Corn Planting Report Looks Fairly Bearish for Markets
Today’s USDA acreage report signals a potential U.S. corn crop of 13.47 billion bushels, which will be needed to rebuild stocks and meet feed and fuel demand, says Todd Davis, crops economist with the American Farm Bureau Federation
June 30, 2011
Farmers may be questioning an acreage report released today by the Agriculture Department that shows a whopping 92.3 million acres of U.S. corn plantings this year, when most observers expected less acreage due to poor weather conditions that delayed planting over much of the Corn Belt.
Today ’s USDA acreage report signals a potential U.S. corn crop of 13.47 billion bushels, which will be needed to rebuild stocks and meet feed and fuel demand, says Todd Davis, crops economist with the American Farm Bureau Federation.
“We have a lot of hurdles to jump to reach a harvest of 13.47 billion bushels of corn this year,” Davis says. “The weather throughout the Corn Belt will have to cooperate in July and August for farmers to gets strong yields, and we would have to harvest the 84.8 million acres projected in the June 30 acreage survey.”
Davis says the USDA crop report caught everyone by surprise.
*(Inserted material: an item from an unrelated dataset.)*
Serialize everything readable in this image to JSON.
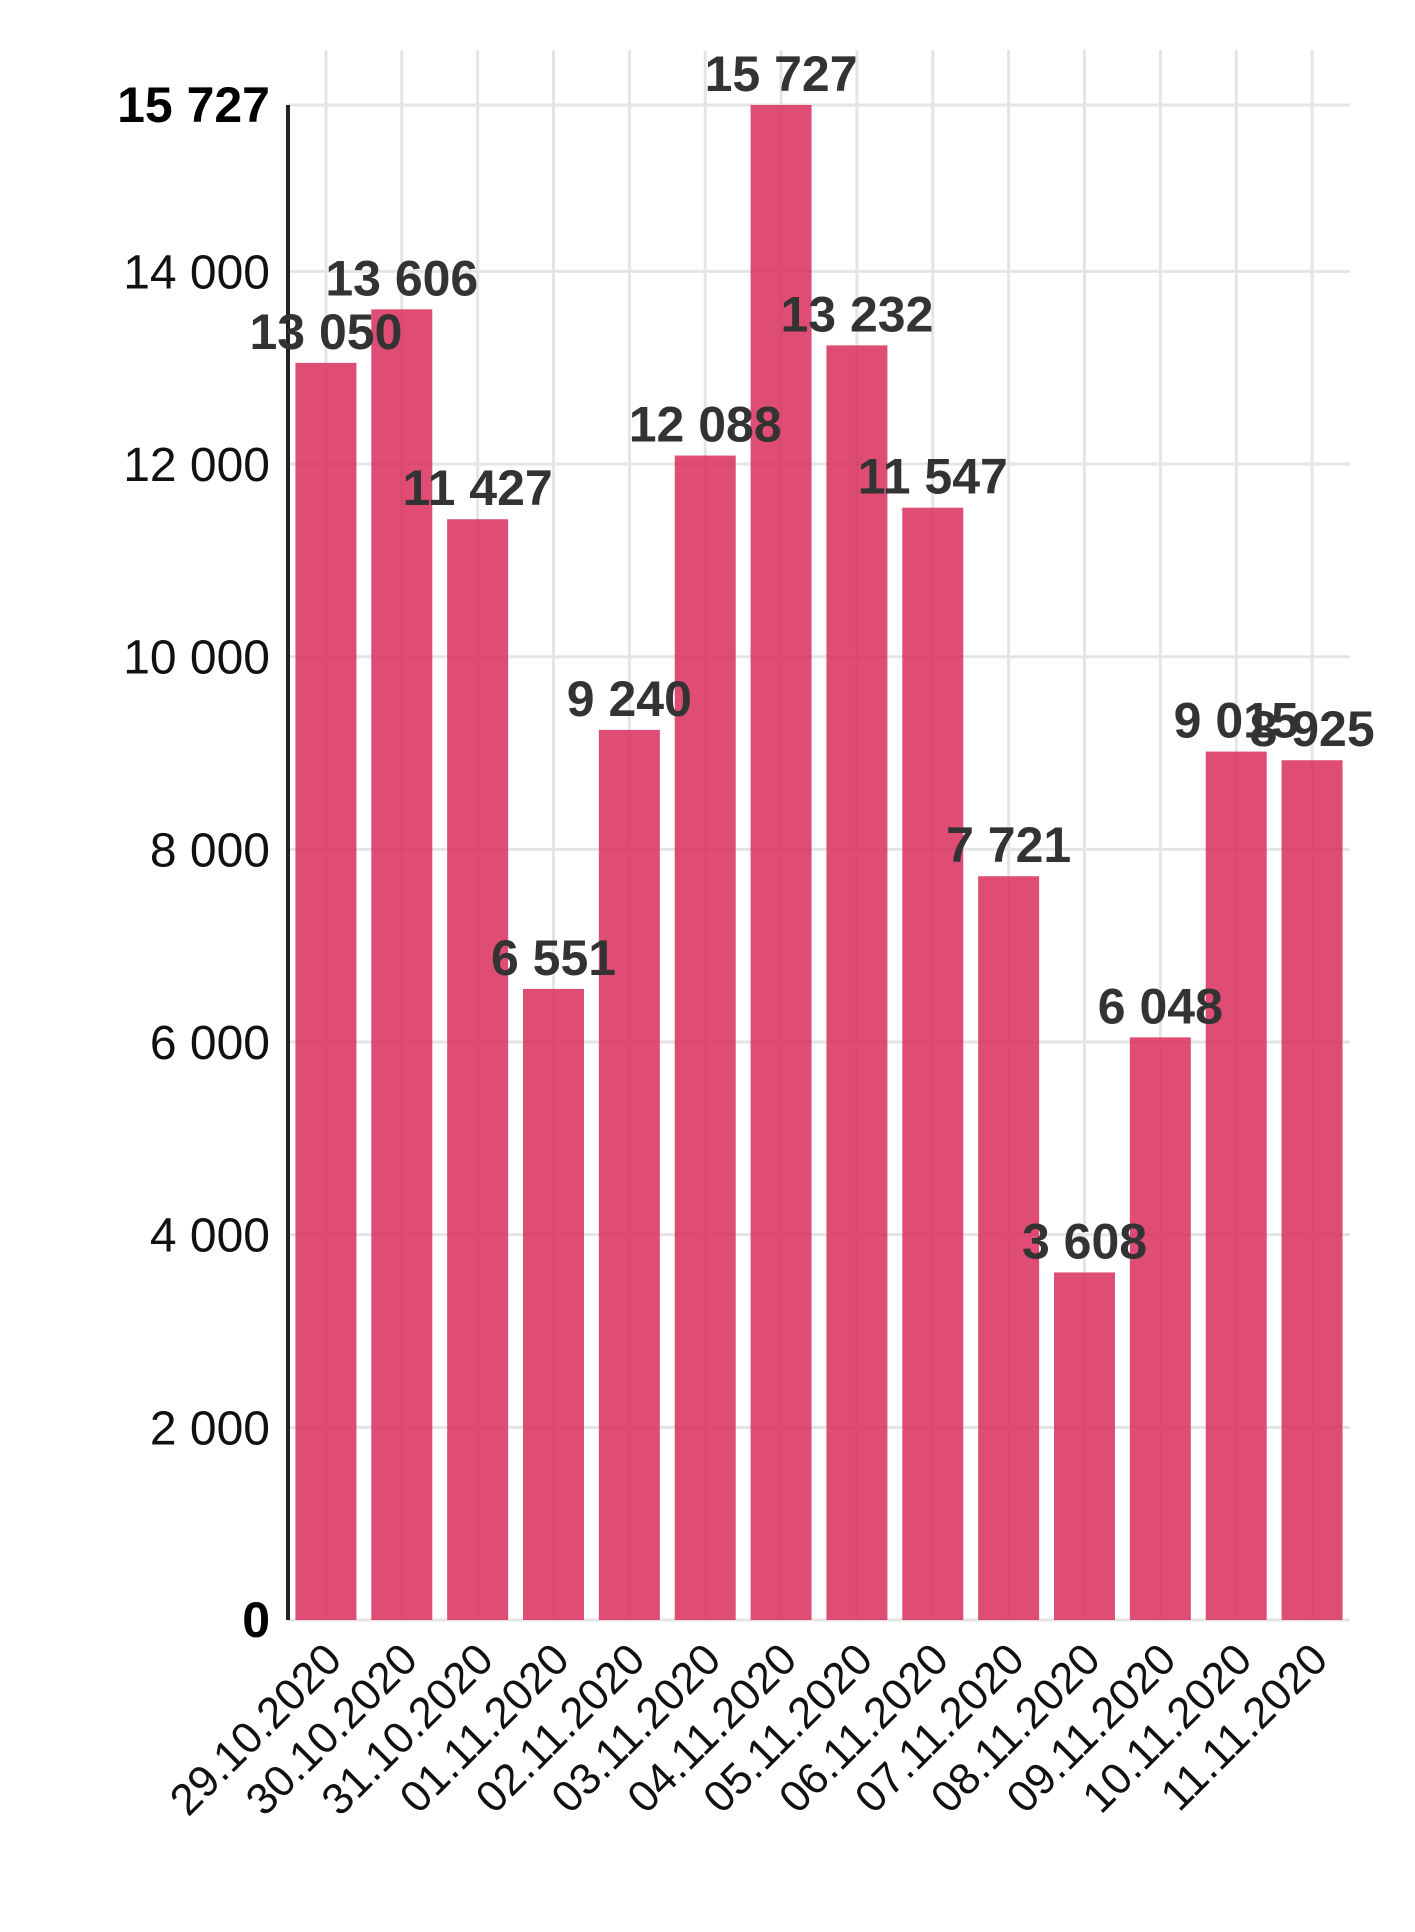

Most analysts were expecting USDA to forecast corn plantings to come in from 89.5 million acres to 91.5 million acres.
“I don’t think anybody was expecting more than 92 million corn acres this year,” Davis says. “From the coffee shops to the trading floor, everybody you talked to expected USDA to reduce its corn acreage from the March 31 prospective plantings report because of all the weather headaches farmers are having this year. USDA actually moved up its 2011 corn acreage slightly from its March 31 prospective plantings forecast.”
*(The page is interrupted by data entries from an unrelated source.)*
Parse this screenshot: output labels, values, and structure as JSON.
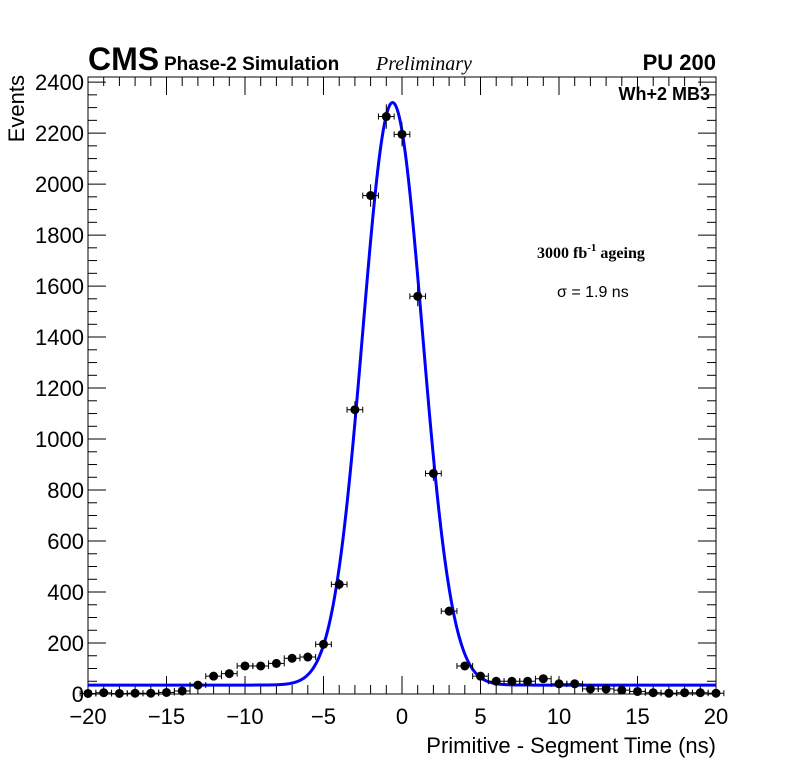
{
  "header": {
    "experiment": "CMS",
    "simulation": "Phase-2 Simulation",
    "status": "Preliminary",
    "pileup": "PU 200",
    "chamber": "Wh+2 MB3",
    "ageing_main": "3000 fb",
    "ageing_sup": "-1",
    "ageing_tail": " ageing",
    "sigma": "σ = 1.9 ns"
  },
  "chart_data": {
    "type": "scatter",
    "title": "",
    "xlabel": "Primitive - Segment Time (ns)",
    "ylabel": "Events",
    "xlim": [
      -20,
      20
    ],
    "ylim": [
      0,
      2420
    ],
    "xticks": [
      -20,
      -15,
      -10,
      -5,
      0,
      5,
      10,
      15,
      20
    ],
    "xtick_labels": [
      "−20",
      "−15",
      "−10",
      "−5",
      "0",
      "5",
      "10",
      "15",
      "20"
    ],
    "yticks": [
      0,
      200,
      400,
      600,
      800,
      1000,
      1200,
      1400,
      1600,
      1800,
      2000,
      2200,
      2400
    ],
    "ytick_labels": [
      "0",
      "200",
      "400",
      "600",
      "800",
      "1000",
      "1200",
      "1400",
      "1600",
      "1800",
      "2000",
      "2200",
      "2400"
    ],
    "series": [
      {
        "name": "Data",
        "x": [
          -20,
          -19,
          -18,
          -17,
          -16,
          -15,
          -14,
          -13,
          -12,
          -11,
          -10,
          -9,
          -8,
          -7,
          -6,
          -5,
          -4,
          -3,
          -2,
          -1,
          0,
          1,
          2,
          3,
          4,
          5,
          6,
          7,
          8,
          9,
          10,
          11,
          12,
          13,
          14,
          15,
          16,
          17,
          18,
          19,
          20
        ],
        "y": [
          2,
          5,
          2,
          3,
          3,
          6,
          12,
          35,
          70,
          80,
          110,
          110,
          120,
          140,
          145,
          195,
          430,
          1115,
          1955,
          2265,
          2195,
          1560,
          865,
          325,
          110,
          70,
          50,
          50,
          50,
          60,
          40,
          40,
          20,
          20,
          15,
          10,
          5,
          3,
          5,
          5,
          3
        ],
        "yerr": [
          2,
          3,
          2,
          2,
          2,
          3,
          4,
          6,
          8,
          9,
          10,
          10,
          11,
          12,
          12,
          14,
          21,
          33,
          44,
          48,
          47,
          39,
          29,
          18,
          10,
          8,
          7,
          7,
          7,
          8,
          6,
          6,
          5,
          5,
          4,
          3,
          2,
          2,
          2,
          2,
          2
        ],
        "xerr": 0.5,
        "color": "#000000"
      },
      {
        "name": "Gaussian fit",
        "kind": "line",
        "model": "gaussian + constant",
        "mean": -0.6,
        "sigma": 1.9,
        "amplitude": 2285,
        "constant": 35,
        "color": "#0000ff"
      }
    ]
  }
}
If USDA’s prediction comes true, the 92.3 million acres would be 5% larger than last year’s U.S. corn crop when 88.19 million acres were planted. U.S. corn acreage planted in 2011 would be the second-highest since 1944, behind only the 93.5 million acres planted in 2007.
“The market was signaling a need for more corn acres this year and farmers responded,” Davis says. “Most of the acreage gains are coming from the western Corn Belt. USDA found more acres in Iowa, Minnesota, Nebraska and South Dakota, which offset the reduced acreage in the eastern Corn Belt.”